Sequences

June 15, 2025

In my opinion, the most interesting problems are those that appear challenging at first but seem trivial once you simply change your perspective. At the beginning of my journey with competitive programming, the problem “0-1 Sequences,” found on the Kattis Problem Archive, was undoubtedly one of them. In this blog post, I will explain my eventual solution to this problem.

To begin, let’s discuss the problem statement. As input, you are given a sequence consisting of three symbols (?, 0, and 1). Suppose there are exactly \(n\) question marks. Then \(2^n\) sequences are formed by replacing each ? with either a 0 or a 1. The number of inversions of a sequence is defined to be the minimum number of adjacent swaps required to sort it in non-decreasing order. Your task is to calculate the sum of the inversion counts of these sequences, modulo \(10^9 + 7\)

To make the problem statement more tangible, let’s consider an example. Assume we are given the sequence 01?0. Then we can create exactly 2 sequences: 0100 and 0110. Sorting either sequence requires only 2 inversions (0100 → 0010 → 0001 and 0110 → 0101 → 0011). Thus, the result is 4.

What will happen if we expand this sequence by adding a fifth element at the end? Will knowing the solution for the initial sequence simplify solving the case of the extended one? Actually, it will. We will consider each of the three possible expansions separately.

First, suppose that a 0 is added. We will be working with the sequence 01?00. Once again, there are 2 possible sequences: 01000 and 01100. Let’s focus on the second one. We already know that its prefix 0110 can be sorted in non-decreasing order using 2 inversions. Hence, converting 01100 into 00110 requires 2 moves. To conclude the sorting process, we only need to shift each 1 to the right, which can be accomplished with 2 inversions. Consequently, sorting this sequence requires 4 inversions in total.
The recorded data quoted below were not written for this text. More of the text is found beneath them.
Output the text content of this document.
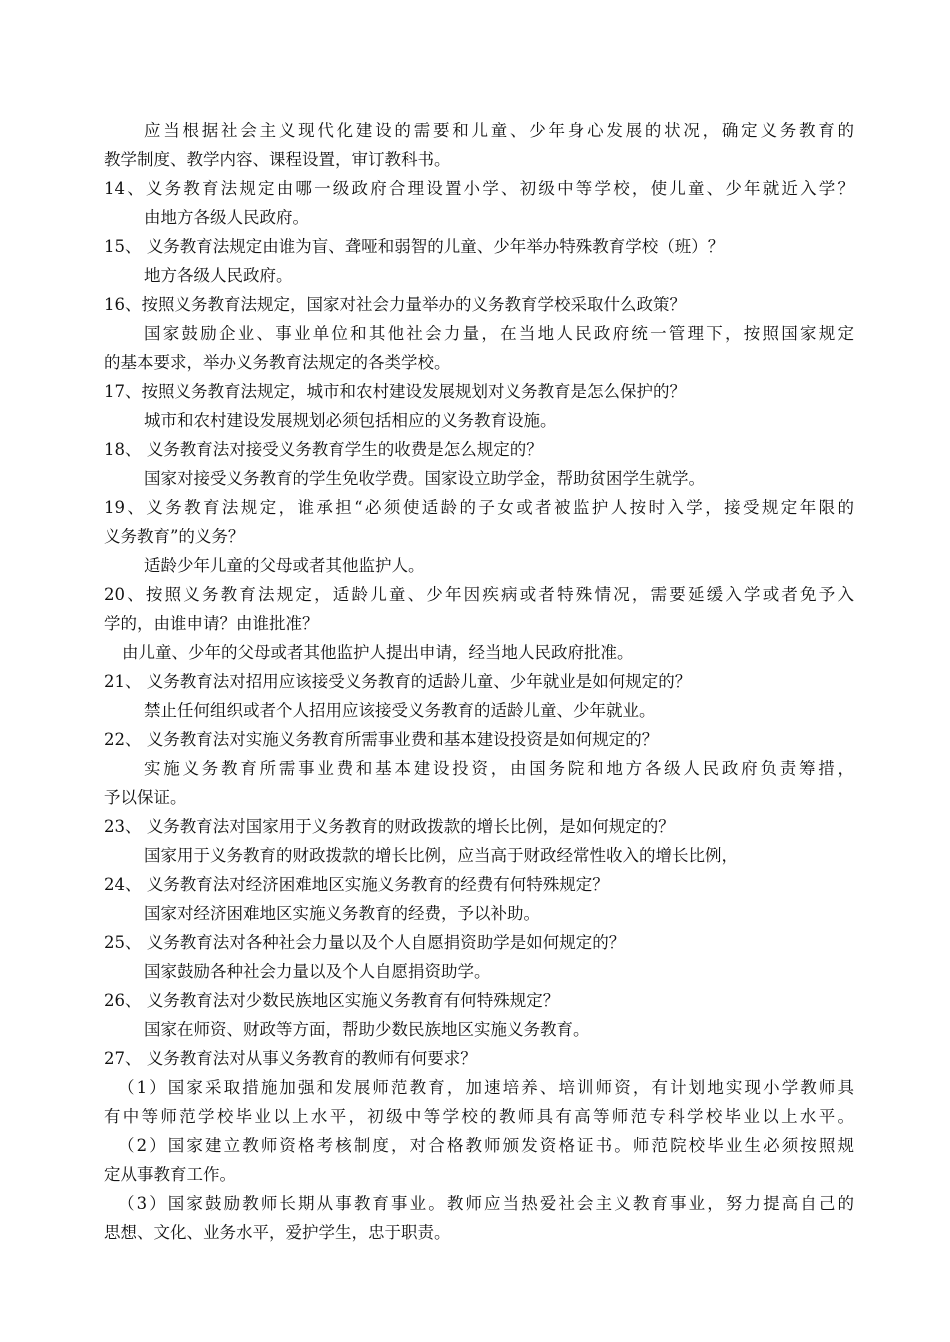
应当根据社会主义现代化建设的需要和儿童、少年身心发展的状况，确定义务教育的
教学制度、教学内容、课程设置，审订教科书。
14、义务教育法规定由哪一级政府合理设置小学、初级中等学校，使儿童、少年就近入学？
由地方各级人民政府。
15、 义务教育法规定由谁为盲、聋哑和弱智的儿童、少年举办特殊教育学校（班）？
地方各级人民政府。
16、按照义务教育法规定，国家对社会力量举办的义务教育学校采取什么政策？
国家鼓励企业、事业单位和其他社会力量，在当地人民政府统一管理下，按照国家规定
的基本要求，举办义务教育法规定的各类学校。
17、按照义务教育法规定，城市和农村建设发展规划对义务教育是怎么保护的？
城市和农村建设发展规划必须包括相应的义务教育设施。
18、 义务教育法对接受义务教育学生的收费是怎么规定的？
国家对接受义务教育的学生免收学费。国家设立助学金，帮助贫困学生就学。
19、义务教育法规定，谁承担“必须使适龄的子女或者被监护人按时入学，接受规定年限的
义务教育”的义务？
适龄少年儿童的父母或者其他监护人。
20、按照义务教育法规定，适龄儿童、少年因疾病或者特殊情况，需要延缓入学或者免予入
学的，由谁申请？由谁批准？
由儿童、少年的父母或者其他监护人提出申请，经当地人民政府批准。
21、 义务教育法对招用应该接受义务教育的适龄儿童、少年就业是如何规定的？
禁止任何组织或者个人招用应该接受义务教育的适龄儿童、少年就业。
22、 义务教育法对实施义务教育所需事业费和基本建设投资是如何规定的？
实施义务教育所需事业费和基本建设投资，由国务院和地方各级人民政府负责筹措，
予以保证。
23、 义务教育法对国家用于义务教育的财政拨款的增长比例，是如何规定的？
国家用于义务教育的财政拨款的增长比例，应当高于财政经常性收入的增长比例，
24、 义务教育法对经济困难地区实施义务教育的经费有何特殊规定？
国家对经济困难地区实施义务教育的经费，予以补助。
25、 义务教育法对各种社会力量以及个人自愿捐资助学是如何规定的？
国家鼓励各种社会力量以及个人自愿捐资助学。
26、 义务教育法对少数民族地区实施义务教育有何特殊规定？
国家在师资、财政等方面，帮助少数民族地区实施义务教育。
27、 义务教育法对从事义务教育的教师有何要求？
（1）国家采取措施加强和发展师范教育，加速培养、培训师资，有计划地实现小学教师具
有中等师范学校毕业以上水平，初级中等学校的教师具有高等师范专科学校毕业以上水平。
（2）国家建立教师资格考核制度，对合格教师颁发资格证书。师范院校毕业生必须按照规
定从事教育工作。
（3）国家鼓励教师长期从事教育事业。教师应当热爱社会主义教育事业，努力提高自己的
思想、文化、业务水平，爱护学生，忠于职责。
Analogously, the first sequence can be sorted with 3 moves.

I hope it is clear that in general, adding a 0 to the end of a 0-1 sequence increases its number of inversions by the number of ones it contains. Hence, the total inversion count will increase by the total number of ones found in all sequences.

Let’s move on to the next case. Suppose that a 1 is added instead. We will be dealing with the sequence 01?01. We have already found that all the sequences derived from 01?0 can be sorted with 4 inversions in total. Since appending an element greater than or equal to all existing elements of a sequence preserves its non-decreasing order, the inversion count will remain constant.

The case where we append a ? can be thought of as a combination of the previous ones. To put it simply, the inversion count of 01?0? is equal to the combined inversion counts of 01?00 and 01?01.

Having thoroughly analyzed a concrete example, I believe we can proceed to the general solution, in which we will iteratively compute the solutions for the prefixes of the provided sequences.

First of all, we will initialize three variables: inversion_count, one_count, and sequence_count. The last will be set to 1 to account for the empty sequence. Then we will load the input sequence.

#include <iostream>

int main() {
    long long inversion_count = 0;
    long long one_count = 0;
    long long sequence_count = 1;

    std::string sequence;
    std::cin >> sequence;

    return 0;
}

Next, we will process it iteratively, considering each case. When we encounter a 0 we need to increase inversion_count by one_count. If the next character is a 1, we have to increase one_count by sequence_count since a 1 will be appended to each sequence. The final case is slightly complex. First of all, we need to assign inversion_count to the sum of inversion_count and inversion_count + one_count to account for the 2 cases. Then we must update one_count. At this stage, every sequence is duplicated, and either a 0 or a 1 is appended to it. Hence, one_count will be doubled and incremented by sequence_count (note that sequence_count has not been modified yet). Finally, sequence_count will be doubled. During each update, it is crucial to remember to take the remainder module \(10^9 + 7\) to avoid integer overflow.

#include <iostream>

int main() {
    long long inversion_count = 0;
    long long one_count = 0;
    long long sequence_count = 1;

    long long mod = 1'000'000'007;

    std::string sequence;
    std::cin >> sequence;

    for (const char& token : sequence) {
        if (token == '0')
            inversion_count = (inversion_count + one_count) % mod;
        else if (token == '1')
            one_count = (one_count + sequence_count) % mod;
        else {
            inversion_count = (2 * inversion_count + one_count) % mod;
            one_count = (2 * one_count + sequence_count) % mod;
            sequence_count = 2 * sequence_count % mod;
        }
    }

    std::cout << inversion_count;

    return 0;
}

The method of solving this problem can be summarized with the following sentence: “Break the problem down into simpler subproblems and then successively combine their solutions to obtain the final one,” which is called dynamic programming.